11: Confidential information
11.1 Use and disclosure The Client: a) may use Confidential information only for the purposes of this agreement; and b) must keep confidential information only for the purposes of this agreement; c) must keep confidential all confidential information except: i. for disclosure permitted under clause 11.2; and ii. To the extent (if any) the Client is required by law to disclose any confidential information. 11.2 Permitted disclosure. The Client may only disclose Confidential information to persons who: a) have a need to know for the purposes of this agreement (and only to the extent that each has a need to know); and b) before disclosure have been directed by the Client to keep confidential Information (each Direction) 11.3 Obligations The Client must: a) ensure that each person to whom it discloses confidential information under clause 11.2 complies with each direction; and b) notify Nextin of, and take all steps to prevent or stop a suspected or actual breach of any direction. 11.4 Disclosure by law If the Client is required by law to disclose any confidential information to a third person (including, but not limited to, Government) the Client must: a) before doing so: i)notify Nextin; and ii) give Nextin a reasonable opportunity to take any steps that Nextin considers necessary to protect the confidentiality of that information; and b) notify the third person that the information is confidential information of Nextin.

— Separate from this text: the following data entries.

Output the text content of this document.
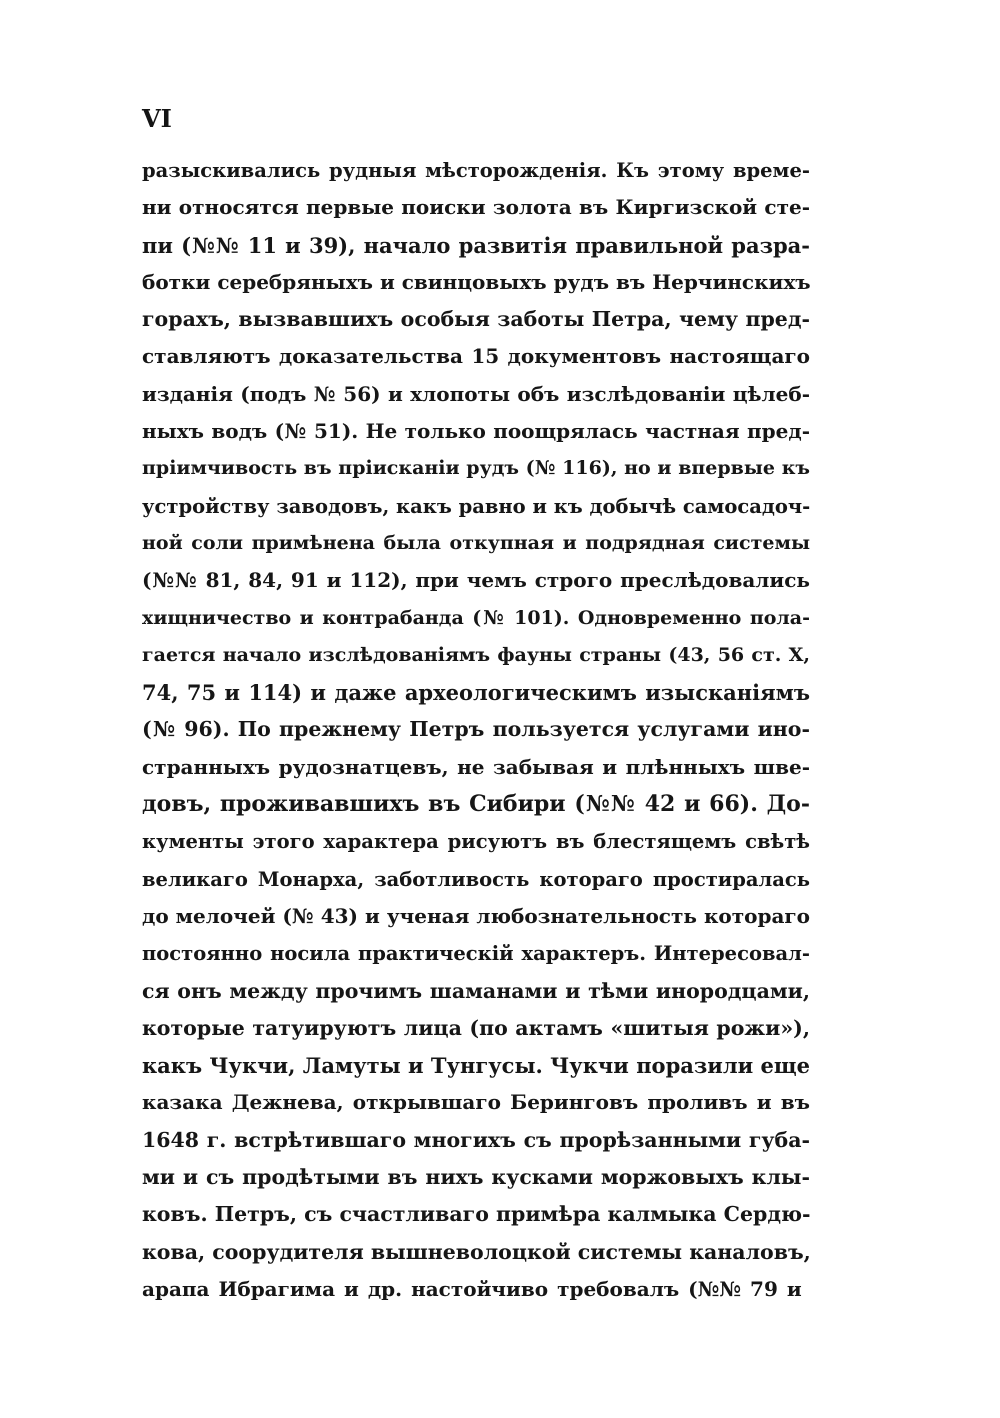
VI
разыскивались рудныя мѣсторожденія. Къ этому време-
ни относятся первые поиски золота въ Киргизской сте-
пи (№№ 11 и 39), начало развитія правильной разра-
ботки серебряныхъ и свинцовыхъ рудъ въ Нерчинскихъ
горахъ, вызвавшихъ особыя заботы Петра, чему пред-
ставляютъ доказательства 15 документовъ настоящаго
изданія (подъ № 56) и хлопоты объ изслѣдованіи цѣлеб-
ныхъ водъ (№ 51). Не только поощрялась частная пред-
пріимчивость въ пріисканіи рудъ (№ 116), но и впервые къ
устройству заводовъ, какъ равно и къ добычѣ самосадоч-
ной соли примѣнена была откупная и подрядная системы
(№№ 81, 84, 91 и 112), при чемъ строго преслѣдовались
хищничество и контрабанда (№ 101). Одновременно пола-
гается начало изслѣдованіямъ фауны страны (43, 56 ст. X,
74, 75 и 114) и даже археологическимъ изысканіямъ
(№ 96). По прежнему Петръ пользуется услугами ино-
странныхъ рудознатцевъ, не забывая и плѣнныхъ шве-
довъ, проживавшихъ въ Сибири (№№ 42 и 66). До-
кументы этого характера рисуютъ въ блестящемъ свѣтѣ
великаго Монарха, заботливость котораго простиралась
до мелочей (№ 43) и ученая любознательность котораго
постоянно носила практическій характеръ. Интересовал-
ся онъ между прочимъ шаманами и тѣми инородцами,
которые татуируютъ лица (по актамъ «шитыя рожи»),
какъ Чукчи, Ламуты и Тунгусы. Чукчи поразили еще
казака Дежнева, открывшаго Беринговъ проливъ и въ
1648 г. встрѣтившаго многихъ съ прорѣзанными губа-
ми и съ продѣтыми въ нихъ кусками моржовыхъ клы-
ковъ. Петръ, съ счастливаго примѣра калмыка Сердю-
кова, соорудителя вышневолоцкой системы каналовъ,
арапа Ибрагима и др. настойчиво требовалъ (№№ 79 и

12.1 Execution warranty a) The Client warrants and represents to Nextin that i) the entry into this agreement by the client has been properly authorised by all necessary corporate action; and ii. It has full corporate power and lawful authority and the legal power to execute and deliver this agreement and to perform or cause to be performed its obligations under this agreement. b) The individual person who purports to enter into this agreement on behalf of the client in the manner prescribed by Nextin personally warrants that he or she has the express authority of the client to bind the Client to the terms of this agreement. 12.2 Relationships nothing in this agreement constitutes a relationship of employer or employee, principal and agent or partnership between Nextin and the Client. 12.3 Severance Part or all of any provision of this agreement that is illegal or unenforceable may be severed from this agreement and the remaining provisions of this agreement continue in force. 12.4 Delay Nextin accepts no liability for any failure or delay in complying with this agreement where such failure or delay is due to circumstances beyond Nextin’s reasonable control. 12.5 Waiver if Nextin waives any rights available to it under this agreement on one occasion, this does not mean that those rights will be automatically waived on any other occasion. Waivers must be in written form and signed by Nextin or its authorised representative. 12.6 Governing law: The law applicable in Victoria, Australia governs this agreement. Each part irrevocably and unconditionally submits to the exclusive jurisdiction of the courts of Victoria, Australia.